Bottom line: Canyon Bakehouse handled this recall very well. What happened should serve as a lesson for all manufacturers of gluten-free foods. Testing at risk raw ingredients for gluten before they enter the facility should be de rigueur. A dedicated gluten-free facility doesn’t matter if “dirty” ingredients are allowed inside.
My biggest concern at this point is with the supplier of the ingredient that contained enough gluten to cause a recall of the final product. If the supplier is representing product as gluten-free, they should be notifying all other manufacturers of gluten-free foods who purchased the impacted ingredient. IF the supplier sells this ingredient as a labeled gluten-free product to consumers, then the supplier should be issuing their own recall.
Recall timeline: On December 3rd, 2020 Canyon Bakehouse announced a recall on their website and on social media that they were recalling two products with certain lot numbers and UPC codes–Mountain White Bread and Everything Bagels. Their initial post stated:
“Recently, internal testing of some finished baked goods revealed the possible presence of gluten outside of GFCO standards. Unfortunately, a small quantity of this product was inadvertently shipped to the marketplace.”
A follow-up announcement on December 4th provided additional detail:
“Our team immediately flagged the affected products and put them in a separate hold area so they could be properly disposed of. We traced the issue to an isolated ingredient supplier. Where we dropped the ball is that some of the affected product was inadvertently shipped from the hold area. That should not have happened. We’re investigating to find out how it did and put additional safeguards in place to ensure it doesn’t occur again. This all started as an isolated supplier issue, though, and we’re developing an even more robust supplier audit process to ensure our standards are met. We hope to implement that soon.”
Based on many years of dealing with manufacturers, misbranding, and recalls (and refusals to issue recalls), Canyon Bakehouse handled this recall very well. They announced the recall on their website and social media, they notified their certifying body, and they notified the FDA. In addition, they thoroughly explained what happened, owned their mistake, apologized for the error, and vowed to do better.
My biggest concern at this point is not with Canyon Bakehouse, but with the supplier of the ingredient that caused the recall.
Email correspondence with the manufacturer: I reached out to Canyon Bakehouse with the following questions:
1. Do you either test incoming “raw” ingredients, such as sorghum flour and cultured brown rice flour for gluten or do you request a certificate of analysis from suppliers that includes gluten testing?
2. Can you please provide additional information on the ingredient that was found to contain gluten?
3. Is the supplier of the problematic ingredient notifying other manufacturers about potential cross contact issues?
Canyon Bakehouse replied:
Adhering to GFCO guidelines, we carefully screen our suppliers and require them to provide a Certificate of Analysis that their ingredients contain less than 10ppm (parts per million) of gluten.

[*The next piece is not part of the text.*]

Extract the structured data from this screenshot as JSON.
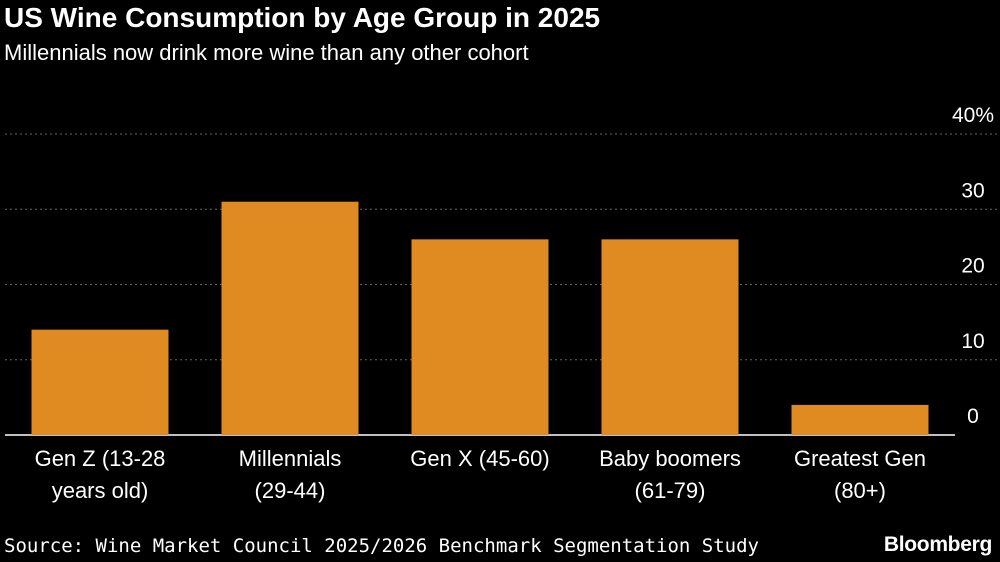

In this case, we are working with the supplier to determine what happened on their end and are developing a more robust supplier audit process to ensure our standards are met and this does not happen again.
My response back:
My concern is whether the supplier of the problematic ingredient has reached out to other gluten-free manufacturers about potential issues with gluten cross contact. If the ingredient is a flour, it is likely that it contains heterogeneous cross contact that may or may not be detected during testing. Is it possible for you to let me know the ingredient?
Canyon Bakehouse replied:
Regarding your question, because the supplier’s continued cooperation in this process is both needed and appreciated, we would prefer not share further specifics regarding the ingredients.
I understand the position taken by Canyon Bakehouse. They are responsible for their products. BUT if the supplier is representing product as gluten-free, then the supplier should be notifying all other manufacturers of gluten-free foods who purchased the impacted ingredient. IF the supplier sells this ingredient as a labeled gluten-free product to consumers, then the supplier should be issuing their own recall.
What happened with Canyon Bakehouse should serve as a lesson for all manufacturers of gluten-free foods. Manufacturers should consider testing at risk raw ingredients for gluten before they enter the facility. A dedicated facility doesn’t matter if “dirty” ingredients are allowed in the door.